Seisa also said apparently the Gupta-cum-Manyi cartoon channel on the telly might be canned come next June because apparently DStv needs the slot for cartoon channels that are serious with their fabrications.

Methinks it’s sad that Gupta TV will be canned as it denies yours truly worthy entertaining alternative facts.

With that horrible wedding dusted off and the equally bitter beer drying up, yours truly led my Asphuzeni congregants to what turned out to be the best funeral ever in Mashishing.

The deceased – a young, lying prosecutor nephew of my former friend Sister Bettinah – was finally ushered to death’s door with a bullet to his behind by one of the hundreds of criminals he declined to prosecute, because karma got jokes like that.

With the tearless formalities done and his bullet-riddled body reconciled with dust, Sister Bettinah – who had earlier tried to shed a tear but failed dismally – hosted the aftertears at her dilapidated former tavern.

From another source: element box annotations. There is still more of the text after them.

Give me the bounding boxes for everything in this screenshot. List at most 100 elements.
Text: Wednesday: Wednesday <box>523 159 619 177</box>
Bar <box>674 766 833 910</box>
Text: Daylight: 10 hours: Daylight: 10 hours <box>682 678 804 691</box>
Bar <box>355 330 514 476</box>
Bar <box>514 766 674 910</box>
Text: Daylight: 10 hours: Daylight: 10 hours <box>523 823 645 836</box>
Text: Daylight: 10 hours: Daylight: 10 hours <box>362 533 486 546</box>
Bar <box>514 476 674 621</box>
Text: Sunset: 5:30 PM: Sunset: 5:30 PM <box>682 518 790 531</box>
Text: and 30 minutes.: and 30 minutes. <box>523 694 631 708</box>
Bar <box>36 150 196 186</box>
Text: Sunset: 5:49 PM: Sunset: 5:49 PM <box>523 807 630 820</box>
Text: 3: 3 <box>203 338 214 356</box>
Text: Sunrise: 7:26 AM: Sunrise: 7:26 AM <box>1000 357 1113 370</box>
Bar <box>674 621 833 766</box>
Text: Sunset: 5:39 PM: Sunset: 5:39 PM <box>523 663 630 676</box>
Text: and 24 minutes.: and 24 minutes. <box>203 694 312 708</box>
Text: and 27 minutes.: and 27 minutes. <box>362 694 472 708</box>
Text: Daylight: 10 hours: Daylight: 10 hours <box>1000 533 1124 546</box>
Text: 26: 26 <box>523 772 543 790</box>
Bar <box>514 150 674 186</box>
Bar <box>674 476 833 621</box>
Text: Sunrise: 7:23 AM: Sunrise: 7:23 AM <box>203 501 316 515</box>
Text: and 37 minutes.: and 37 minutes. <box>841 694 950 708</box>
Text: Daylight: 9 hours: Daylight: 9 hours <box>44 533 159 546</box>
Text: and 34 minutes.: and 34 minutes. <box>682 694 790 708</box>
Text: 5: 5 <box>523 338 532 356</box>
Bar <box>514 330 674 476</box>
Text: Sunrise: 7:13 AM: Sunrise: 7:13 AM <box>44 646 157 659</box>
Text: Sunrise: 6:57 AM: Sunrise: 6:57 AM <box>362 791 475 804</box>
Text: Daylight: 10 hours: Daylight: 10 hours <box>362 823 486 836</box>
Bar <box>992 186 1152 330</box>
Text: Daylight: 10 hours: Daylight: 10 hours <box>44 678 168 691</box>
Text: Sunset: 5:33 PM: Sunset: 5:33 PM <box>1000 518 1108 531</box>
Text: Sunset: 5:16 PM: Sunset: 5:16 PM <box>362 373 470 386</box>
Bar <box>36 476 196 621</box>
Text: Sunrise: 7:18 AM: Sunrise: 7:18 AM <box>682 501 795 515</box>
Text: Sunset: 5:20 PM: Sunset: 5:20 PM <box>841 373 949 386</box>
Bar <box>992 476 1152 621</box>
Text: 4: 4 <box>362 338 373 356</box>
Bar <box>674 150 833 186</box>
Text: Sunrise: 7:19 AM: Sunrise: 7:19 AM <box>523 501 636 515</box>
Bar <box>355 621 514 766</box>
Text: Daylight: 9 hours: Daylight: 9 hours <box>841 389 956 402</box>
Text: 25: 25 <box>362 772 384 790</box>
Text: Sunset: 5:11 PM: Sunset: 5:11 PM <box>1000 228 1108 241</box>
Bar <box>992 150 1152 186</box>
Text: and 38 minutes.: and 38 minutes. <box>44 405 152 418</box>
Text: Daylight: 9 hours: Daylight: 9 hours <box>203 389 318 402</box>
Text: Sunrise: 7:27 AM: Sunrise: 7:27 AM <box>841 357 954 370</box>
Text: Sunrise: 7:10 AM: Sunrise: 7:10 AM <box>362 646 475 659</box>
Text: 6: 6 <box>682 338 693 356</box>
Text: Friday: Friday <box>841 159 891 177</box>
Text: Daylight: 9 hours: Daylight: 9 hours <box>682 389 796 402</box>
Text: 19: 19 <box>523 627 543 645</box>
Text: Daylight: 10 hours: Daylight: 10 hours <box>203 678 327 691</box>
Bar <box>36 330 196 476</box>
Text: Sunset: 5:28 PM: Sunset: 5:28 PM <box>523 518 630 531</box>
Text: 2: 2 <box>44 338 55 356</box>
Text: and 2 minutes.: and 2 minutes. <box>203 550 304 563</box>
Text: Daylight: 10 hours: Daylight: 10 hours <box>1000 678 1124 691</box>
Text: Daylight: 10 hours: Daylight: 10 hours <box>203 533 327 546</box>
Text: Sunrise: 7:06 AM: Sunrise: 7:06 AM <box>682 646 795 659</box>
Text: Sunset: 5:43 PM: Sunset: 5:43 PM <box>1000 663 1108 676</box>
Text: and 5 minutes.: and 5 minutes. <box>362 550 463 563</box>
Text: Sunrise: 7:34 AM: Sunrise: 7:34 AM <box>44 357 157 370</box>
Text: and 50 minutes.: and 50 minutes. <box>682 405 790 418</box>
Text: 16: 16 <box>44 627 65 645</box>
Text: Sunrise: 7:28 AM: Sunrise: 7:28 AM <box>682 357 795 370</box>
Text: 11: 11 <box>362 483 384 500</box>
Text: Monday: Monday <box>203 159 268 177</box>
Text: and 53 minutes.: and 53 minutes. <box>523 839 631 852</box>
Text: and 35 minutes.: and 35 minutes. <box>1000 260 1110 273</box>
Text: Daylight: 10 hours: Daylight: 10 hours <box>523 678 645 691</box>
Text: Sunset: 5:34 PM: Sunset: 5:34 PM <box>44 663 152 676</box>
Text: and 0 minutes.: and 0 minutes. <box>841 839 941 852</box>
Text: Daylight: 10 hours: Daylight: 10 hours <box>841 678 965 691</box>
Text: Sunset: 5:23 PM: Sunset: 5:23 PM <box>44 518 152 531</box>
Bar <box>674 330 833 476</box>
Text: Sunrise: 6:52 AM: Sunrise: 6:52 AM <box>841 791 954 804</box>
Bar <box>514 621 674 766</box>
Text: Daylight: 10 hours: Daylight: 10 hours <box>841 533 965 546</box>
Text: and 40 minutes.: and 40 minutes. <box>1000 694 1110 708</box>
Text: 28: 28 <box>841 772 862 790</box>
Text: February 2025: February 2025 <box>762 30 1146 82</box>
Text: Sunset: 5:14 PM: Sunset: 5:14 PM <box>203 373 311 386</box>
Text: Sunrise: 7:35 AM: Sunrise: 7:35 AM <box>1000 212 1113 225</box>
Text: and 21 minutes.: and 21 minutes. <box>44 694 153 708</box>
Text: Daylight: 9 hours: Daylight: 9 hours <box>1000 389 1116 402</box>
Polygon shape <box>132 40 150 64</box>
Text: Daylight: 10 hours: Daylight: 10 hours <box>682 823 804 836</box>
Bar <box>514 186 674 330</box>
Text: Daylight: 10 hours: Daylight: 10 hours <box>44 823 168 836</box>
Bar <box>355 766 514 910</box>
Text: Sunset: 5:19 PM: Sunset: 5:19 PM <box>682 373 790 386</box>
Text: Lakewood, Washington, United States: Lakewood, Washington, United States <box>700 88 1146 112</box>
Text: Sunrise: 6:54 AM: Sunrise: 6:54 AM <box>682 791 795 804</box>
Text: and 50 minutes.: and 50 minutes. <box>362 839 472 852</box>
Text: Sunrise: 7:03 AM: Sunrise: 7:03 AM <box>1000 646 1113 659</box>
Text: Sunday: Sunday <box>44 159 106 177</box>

As her now enemy-in-chief because of her lack of general drinking etiquette, I ensured the session buried her profitless tills even more.

With all throats wetted and wisdom sunk to the beer-filled bellies, Son of Mokone said apparently the oldest ruler on the continent, most educated president and Number One’s role model, Robert Gabriel Moogabe showed his entire country his famous middle finger, again.

The honourable Uncle Gab had apparently promised the army of Molefes, generals and colonels in that country that he would be announcing his resignation only to pull a finger on their bloodless Koo.

Methinks the old man has finally gone cuckoo and the Koo won’t cut it. All Zimbabwe needs is some state capture from Saxonwold.

Son of Mokone, who has grown a habit of appearing to disappear when the bottoms of the bottles appear, also said he read in one of the woke Sunday papers that apparently the clever boys sent the students of Naturena English Academy packing when the two met for game of diski over the weekend.

With Bafana coach Baxter leading his talented bunch into the worst of the worst of the worst period of soccer at Safa House, one wonders if a Koo by Asphuzeni at that former soccer organisation wouldn’t help.

Emptied beer bottles signalled that all roads needed to lead to the wedding of the beauty of Mashishing.

Viola is the only sun-kissed vixen who has ever made it to the agenda of Asphuzeni meeting as a standalone item.

Her unavoidable ravishing looks were clearly causing a lot of wives sleepless nights when she was hanging out at Konkodi’s drinking hole.

Now Viola, daughter of Mabhekaphansi, is a matriarch typical happy-day creation of the holy creator and a prime depiction of beauty and she opted to overlook the likes of yours truly and marry some hungry-looking fellow from north of the Limpopo called Tatenda.

Needless to say, I had to be a witness to believe it.

Arriving at the compound of Mabhekaphansi, there was just too much jubilation by his new inlaws for it to just be about their son marrying such a looker, so upon my probing, yours truly found out that the Zimbabweans were celebrating because Uncle Bob had fell from grace and the South Africans were hoping Bob’s WhatsApp groupmate, Number One would follow too.

Naturally, the depressing sight called for more of SAB’s finest brown bottled brew to be emptied through my reliable throat and that’s exactly what the gods let transpire.

Majakathata the Rogue is a comrade, director of Nahab (National Association of Husbands and Boyfriends) and chairperson of Asphuzeni Stokvel in Skomplaas, Mashishini. He pens in his personal capacity as a veteran patron of SAB.